Antwoord op vragen van het lid Smolders over 'het bericht dat de helft van de Brabanders kampt met geldzorgen'
Antwoord schriftelijke vragen
Nummer: 2022D49832, datum: 2022-11-24, bijgewerkt: 2024-02-19 10:56, versie: 3
Directe link naar document (.pdf), link naar pagina op de Tweede Kamer site, officiële HTML versie (ah-tk-20222023-849).
Gerelateerde personen:- Eerste ondertekenaar: C.J. Schouten, minister voor Armoedebeleid, Participatie en Pensioenen (Ooit ChristenUnie kamerlid)

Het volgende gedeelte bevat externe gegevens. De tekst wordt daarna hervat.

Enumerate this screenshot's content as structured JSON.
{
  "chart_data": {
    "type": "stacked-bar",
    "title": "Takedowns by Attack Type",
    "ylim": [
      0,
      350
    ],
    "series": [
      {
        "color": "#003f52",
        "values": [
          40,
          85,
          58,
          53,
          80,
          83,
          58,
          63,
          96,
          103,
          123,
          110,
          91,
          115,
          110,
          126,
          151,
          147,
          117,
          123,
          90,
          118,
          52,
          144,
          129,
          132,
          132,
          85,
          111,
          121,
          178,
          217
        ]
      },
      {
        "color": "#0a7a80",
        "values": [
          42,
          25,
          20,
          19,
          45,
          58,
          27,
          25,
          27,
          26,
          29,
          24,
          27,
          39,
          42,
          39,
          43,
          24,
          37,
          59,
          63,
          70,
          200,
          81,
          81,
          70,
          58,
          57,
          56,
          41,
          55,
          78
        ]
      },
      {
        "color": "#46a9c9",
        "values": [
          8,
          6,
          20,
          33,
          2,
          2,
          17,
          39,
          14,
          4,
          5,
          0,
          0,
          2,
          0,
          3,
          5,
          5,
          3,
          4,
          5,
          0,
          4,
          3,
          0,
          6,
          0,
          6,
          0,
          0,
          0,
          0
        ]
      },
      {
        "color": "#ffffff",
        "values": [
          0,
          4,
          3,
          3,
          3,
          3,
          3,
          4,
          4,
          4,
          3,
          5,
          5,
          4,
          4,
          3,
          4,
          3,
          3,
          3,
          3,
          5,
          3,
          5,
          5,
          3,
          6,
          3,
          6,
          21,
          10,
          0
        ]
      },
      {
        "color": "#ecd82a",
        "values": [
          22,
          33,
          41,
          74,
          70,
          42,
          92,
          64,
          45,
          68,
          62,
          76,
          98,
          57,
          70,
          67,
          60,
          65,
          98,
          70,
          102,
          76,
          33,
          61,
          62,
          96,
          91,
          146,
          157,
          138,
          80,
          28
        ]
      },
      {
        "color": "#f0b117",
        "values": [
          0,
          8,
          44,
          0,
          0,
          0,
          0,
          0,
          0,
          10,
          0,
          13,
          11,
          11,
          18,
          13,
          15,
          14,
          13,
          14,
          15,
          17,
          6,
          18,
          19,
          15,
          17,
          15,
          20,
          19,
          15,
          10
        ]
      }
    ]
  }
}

Onderdeel van zaak 2022Z20342:
- Gericht aan: C.J. Schouten, minister voor Armoedebeleid, Participatie en Pensioenen
- Indiener: H.A.J. Smolders, Tweede Kamerlid
- Voortouwcommissie: TK
Preview document (🔗 origineel)
Tweede Kamer der Staten-Generaal | 2 |
Vergaderjaar 2022-2023 | Aanhangsel van de Handelingen |
Vragen gesteld door de leden der Kamer, met de daarop door de regering gegeven antwoorden |
849
Vragen van het lid Smolders (Groep Van Haga) aan de Minister voor Armoedebeleid, Participatie en Pensioenen over het bericht dat de helft van de Brabanders kampt met geldzorgen (ingezonden 26 oktober 2022).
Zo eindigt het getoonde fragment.